Para Roberto Queta, porta-voz da companhia, o “protocolo firmado dá acesso” a Carmon a uma “rede de profissionais qualificados e certificados” com “competências específicas”, tendo em conta as necessidades da empresa.
“Adicionalmente, há oportunidades para networking com outros membros e parceiros da Ordem e criando condições para haver colaborações estratégicas, troca de experiências e potenciais parcerias de negócios”, sublinhou o responsável.
De referir que, em Outubro de 2023, foi à Carmon a quem o Governo confiou a reabilitação de um troço na Estrada Nacional (EN) 230, que liga Catete a Maria Teresa, numa empreitada de 53 quilómetros, avaliada em 32 milhões de dólares.

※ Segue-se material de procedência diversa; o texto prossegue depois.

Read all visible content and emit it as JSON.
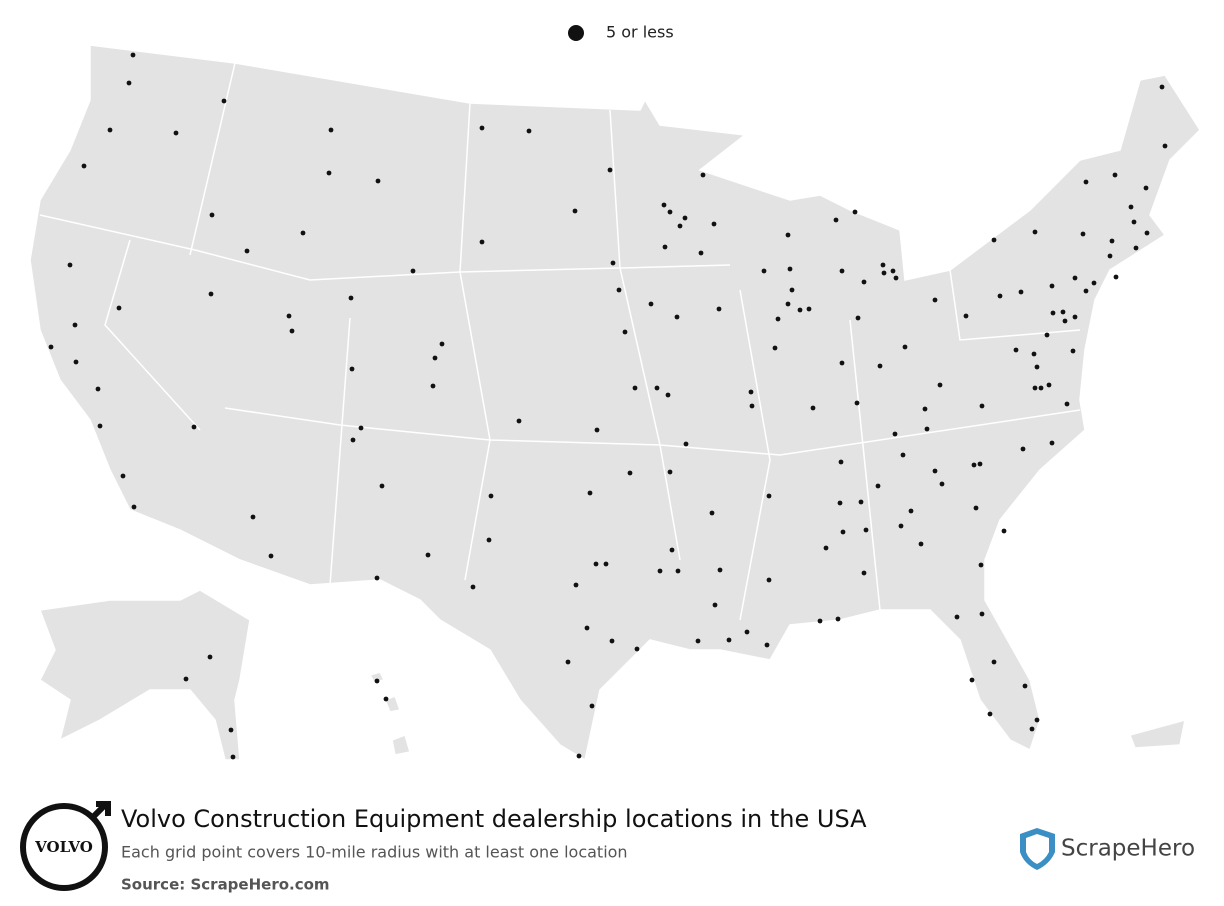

A companhia tem igualmente impressões digitais na construção dos viadutos das centralidades do Kilamba, do Zango e do Cazenga, assim como a reabilitação de estrada da Bocoio/Chila/Atome, na província de Benguela, e várias empreitadas nas provincial do Bengo, Bié, Lunda Sul e Namibe.
Ainda no âmbito do protocolo celebrado com a Ordem dos Engenheiros, as partes comprometem-se a manter uma comunicação aberta e detalhada, sendo que serão designados representantes para monitorar o acordo e serão realizadas, anualmente, conferências institucionais para avaliar os resultados e promover as melhores práticas no exercício da actividade.
A Carmon, de acordo com a informação constante no seu website, define-se como uma empresa 100% angolana, criada para actuar no sector da construção civil e obras públicas. Tem apostado na formação contínua de quadros angolanos, no desenvolvimento da política de sustentabilidade e responsabilidade social.